Example: A DL model identified TNF-α-induced IL-23 and IL-17 as critical biomarkers differentiating Crohn’s disease from ulcerative colitis23.

Optimizing anti-TNF therapy in IBD: The anti-TNF therapies, such as infliximab and adalimumab, are commonly used in IBD treatment. The AI models predict patient-specific responses to these therapies, optimizing treatment strategies.

Applications: Logistic regression and gradient boosting algorithms predict the likelihood of therapeutic success based on clinical and genetic data.

Example: The AI-based predictions of anti-TNF therapy response achieved a 92% accuracy, reducing unnecessary treatments and improving patient outcomes17.

Drug discovery targeting TNF-α: The AI accelerates the discovery of novel TNF-α inhibitors by screening molecular libraries and predicting drug-target interactions.

Applications: Generative Adversarial Networks (GANs) and molecular docking algorithms aid in identifying and validating new drug candidates.

Example: The GAN-generated small molecules showed high specificity for TNF-α inhibition in preclinical IBD models, reducing inflammation by over 70%18.

Role of TNF-α in cancer: The TNF-α has dual roles in cancer: Promoting tumor growth through chronic inflammation and contributing to tumor cell apoptosis under certain conditions. Predicting TNF-α activity in cancer is critical for understanding its role and optimizing therapy.

AI APPLICATIONS IN CANCER RESEARCH

Predicting tumor microenvironment dynamics: AI models analyze multi-omics data to predict TNF-α activity within the tumor microenvironment (TME).

Example: A deep learning model predicted TNF-α-mediated immune cell infiltration in breast cancer tumors, achieving 85% accuracy4.

Drug resistance and therapy optimization: Machine Learning (ML) identifies patterns of resistance to TNF-α-targeting therapies in cancers such as melanoma and pancreatic cancer.

Example: Gradient boosting algorithms predicted resistance to TNF-α inhibitors in melanoma based on genomic mutations17.
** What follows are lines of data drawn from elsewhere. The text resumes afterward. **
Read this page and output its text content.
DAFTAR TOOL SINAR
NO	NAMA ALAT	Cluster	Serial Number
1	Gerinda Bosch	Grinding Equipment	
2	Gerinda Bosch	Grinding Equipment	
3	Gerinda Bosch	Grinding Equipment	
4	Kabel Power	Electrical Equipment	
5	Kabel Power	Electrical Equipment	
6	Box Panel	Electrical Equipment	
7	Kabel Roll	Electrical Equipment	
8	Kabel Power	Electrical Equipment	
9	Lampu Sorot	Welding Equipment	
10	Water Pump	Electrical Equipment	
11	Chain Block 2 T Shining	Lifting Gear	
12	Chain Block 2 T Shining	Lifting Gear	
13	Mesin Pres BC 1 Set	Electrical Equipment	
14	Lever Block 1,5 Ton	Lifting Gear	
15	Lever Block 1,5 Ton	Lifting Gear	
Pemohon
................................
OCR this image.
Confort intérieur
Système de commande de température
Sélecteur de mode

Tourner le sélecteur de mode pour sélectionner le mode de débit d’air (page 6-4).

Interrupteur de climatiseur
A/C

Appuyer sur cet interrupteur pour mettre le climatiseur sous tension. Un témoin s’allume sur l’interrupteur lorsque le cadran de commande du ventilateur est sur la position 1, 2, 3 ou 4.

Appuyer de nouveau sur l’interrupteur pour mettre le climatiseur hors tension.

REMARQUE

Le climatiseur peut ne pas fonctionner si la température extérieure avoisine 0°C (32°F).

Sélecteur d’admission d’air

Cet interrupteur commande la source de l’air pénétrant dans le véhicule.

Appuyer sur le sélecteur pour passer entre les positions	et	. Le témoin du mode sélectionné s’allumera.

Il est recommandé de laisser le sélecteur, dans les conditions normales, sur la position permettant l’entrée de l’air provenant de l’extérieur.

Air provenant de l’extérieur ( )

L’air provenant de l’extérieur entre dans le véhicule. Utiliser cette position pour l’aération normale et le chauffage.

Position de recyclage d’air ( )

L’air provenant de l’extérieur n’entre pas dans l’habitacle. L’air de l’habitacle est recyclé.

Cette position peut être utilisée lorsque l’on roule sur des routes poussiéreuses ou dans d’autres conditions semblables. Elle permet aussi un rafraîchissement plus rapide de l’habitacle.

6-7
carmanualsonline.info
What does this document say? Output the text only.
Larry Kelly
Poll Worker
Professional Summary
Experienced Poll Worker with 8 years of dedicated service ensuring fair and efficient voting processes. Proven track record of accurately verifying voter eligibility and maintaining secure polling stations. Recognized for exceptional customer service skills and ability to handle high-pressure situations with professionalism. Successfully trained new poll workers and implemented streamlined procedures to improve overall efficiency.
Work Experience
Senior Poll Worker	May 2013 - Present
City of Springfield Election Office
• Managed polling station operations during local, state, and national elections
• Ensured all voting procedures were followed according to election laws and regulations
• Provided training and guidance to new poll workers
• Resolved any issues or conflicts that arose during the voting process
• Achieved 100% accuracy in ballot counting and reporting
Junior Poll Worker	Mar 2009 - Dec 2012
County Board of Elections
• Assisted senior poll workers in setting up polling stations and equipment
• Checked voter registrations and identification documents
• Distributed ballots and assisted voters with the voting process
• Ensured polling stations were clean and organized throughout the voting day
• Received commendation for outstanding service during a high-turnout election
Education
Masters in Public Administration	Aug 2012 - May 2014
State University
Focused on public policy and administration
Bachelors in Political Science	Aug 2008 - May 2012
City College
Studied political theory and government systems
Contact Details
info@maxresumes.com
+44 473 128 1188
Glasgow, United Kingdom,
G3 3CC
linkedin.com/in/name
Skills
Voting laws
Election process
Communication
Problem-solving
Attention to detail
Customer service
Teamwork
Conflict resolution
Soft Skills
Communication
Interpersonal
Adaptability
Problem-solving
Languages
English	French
Combination therapy design: The AI models simulate TNF-α dynamics to optimize combinations of immunotherapy and chemotherapy.

Example: The AI-guided simulations identified synergistic effects between anti-TNF drugs and checkpoint inhibitors in lung cancer23.

Phytopreventive approaches targeting TNF-α in cancer: Emerging evidence suggests that natural products with phytopreventive properties can modulate inflammatory pathways, including TNF-α-mediated mechanisms, in cancer progression. For instance, a study demonstrated that tender coconut water possesses significant prophylactic effects against haematological disorders associated with benzene-induced lymphoid malignancy, partly by restoring normal immune cell profiles and inhibiting cancer biomarkers such as p53 and Bcl-2. These findings highlight the potential of integrating phytochemicals into AI-driven models for predicting TNF-α activity modulation in cancer therapies24.

Relevance of natural therapeutic agents targeting TNF-α activity: Interestingly, natural products are gaining recognition for their potential to modulate TNF-α and related inflammatory pathways. In a related study, Emmanuel and Hallie25 demonstrated that tender coconut water possesses ameliorative effects on benzene-induced lymphoid malignancy in Wistar rats by modulating cancer biomarkers such as p53 and Bcl-2. These findings underscore the broader potential of natural bioactive compounds in influencing TNF-α-driven disease processes, thereby suggesting possible integration into AI-assisted drug discovery platforms for cancer.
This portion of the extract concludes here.